C'est à la conférence de Berlin, en 1890, que fut pour la première fois proposée par la Suisse la création d'un office international du travail. Elle ne fut pas écoutée. Toutefois, la conférence, où quatorze États furent représentés et formulèrent des vœux minima de législation ouvrière, vota le prindipes d'échanges, entre gouvernements, de relevés statistiques et d'autres documents concernant la législation du travail et son exécution sur les points compris dans les résolutions de la conférence.

L'idée fit peu de progrès dans les années qui suivirent. Le Gouvernement helvétique fit, en 1896, une deuxième tentative dans le même sens; les réponses qu'il reçut furent des objections d'inopportunité venant de la presque unanimité des puissances.

C'est alors que les individus, plus portés à l'action que les Gouvernements, se groupèrent pour reprendre la tâche dont ceux-ci se désintéressaient, celle de la création d'un Bureau international de la législation du travail, en même temps que pour étudier la situation respective de la législation du travail dans les différents États, les résultats qu'elle avait provoqués, les vœux généraux qu'il était permis de formuler. En 1897, deux congrès, l'un à Zurich et l'autre à Bruxelles, débattirent vivement l'utilité d'un certain nombre de mesures législatives ainsi que celle de la création du bureau international tant désiré.

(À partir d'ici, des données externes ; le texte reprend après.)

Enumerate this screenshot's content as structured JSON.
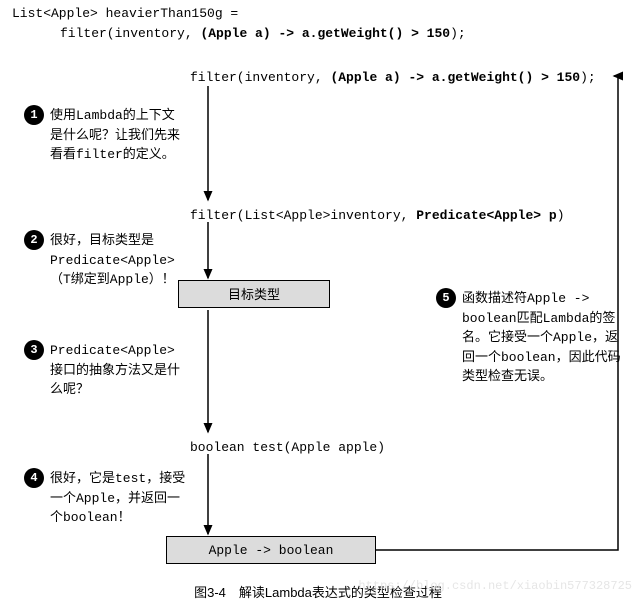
{
  "header": {
    "line1_plain": "List<Apple> heavierThan150g =",
    "line2_prefix": "filter(inventory, ",
    "line2_bold": "(Apple a) -> a.getWeight() > 150",
    "line2_suffix": ");"
  },
  "flow": {
    "top_prefix": "filter(inventory, ",
    "top_bold": "(Apple a) -> a.getWeight() > 150",
    "top_suffix": ");",
    "mid_prefix": "filter(List<Apple>inventory, ",
    "mid_bold": "Predicate<Apple> p",
    "mid_suffix": ")",
    "target_box": "目标类型",
    "test_sig": "boolean test(Apple apple)",
    "bottom_box": "Apple -> boolean"
  },
  "annotations": {
    "b1": "1",
    "a1": "使用Lambda的上下文是什么呢？让我们先来看看filter的定义。",
    "b2": "2",
    "a2_l1": "很好，目标类型是",
    "a2_l2": "Predicate<Apple>",
    "a2_l3": "（T绑定到Apple）！",
    "b3": "3",
    "a3_l1": "Predicate<Apple>",
    "a3_l2": "接口的抽象方法又是什么呢？",
    "b4": "4",
    "a4": "很好，它是test，接受一个Apple，并返回一个boolean！",
    "b5": "5",
    "a5": "函数描述符Apple -> boolean匹配Lambda的签名。它接受一个Apple，返回一个boolean，因此代码类型检查无误。"
  },
  "caption": "图3-4　解读Lambda表达式的类型检查过程",
  "watermark": "https://blog.csdn.net/xiaobin577328725"
}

Il y eut tant de divergence entre les adhérents de la dernière de ces assemblées, que le duc d'Ursel, chargé de clôturer la réunion, fut obligé de se contenter de célébrer en termes infiniment vagues « le spectacle magnifique » auquel il venait d'assister, sans préciser aucune création positive.

Cependant, dans divers pays, les sociétés privées s'organisèrent pour l'étude de la législation ouvrière. En Belgique et en Allemagne elles prirent corps rapidement; en Autriche et en Belgique s'organisèrent des goupements analogues. L'année 1900 allait amener la fédération de toutes ces bonnes volontés éparses et par suite impuissantes. C'est au mois de juillet de cette année, que sur l'initiative d'un certain nombre de professeurs français, se réunit à Paris, au Musée social, un congrès qui portait à son ordre du jour les questions de législation sociale qui préoccupaient le plus vivement l'attention: la limitation légale de la journée de travail, l'interdiction du travail de nuit, les résultats de l'inspection du travail et les réformes qu'il serait possible d'y introduire, et la création d'une union internationale pour la protection légale des travailleurs.

Vingt-neuf rapports furent déposés. Il y eut trois journées de discussions intéressantes. Sur les trois premiers points le Congrès émit des vœux. Il ne pouvait faire autre chose. Sur le quatrième il aboutit à une œuvre positive.

Le Congrès vota à l'unanimité la constitution d'une Association internationale pour la protection légale des travailleurs. Elle avait pour but : 1o de créer des liens entre les partisans de la législation ouvrière; 2o d'organiser un office international du travail chargé de publier un recueil périodique de la législation du travail dans tous les pays; 3o de faciliter l'étude de la législation du travail dans tous les pays et particulièrement de fournir aux membres de l'Association des renseignements sur les législations en vigueur et leur application; 4o de favoriser par tous les moyens l'étude de la question de la concordance des diverses législations protectrices des ouvriers ainsi que celle d'une statistique internationale du travail; 5o de provoquer la réunion de congrès internationaux. Le siège de l'association était fixé en Suisse. La direction était confiée à un comité international au-dessous duquel des sections nationales s'organiseraient dans tous les pays.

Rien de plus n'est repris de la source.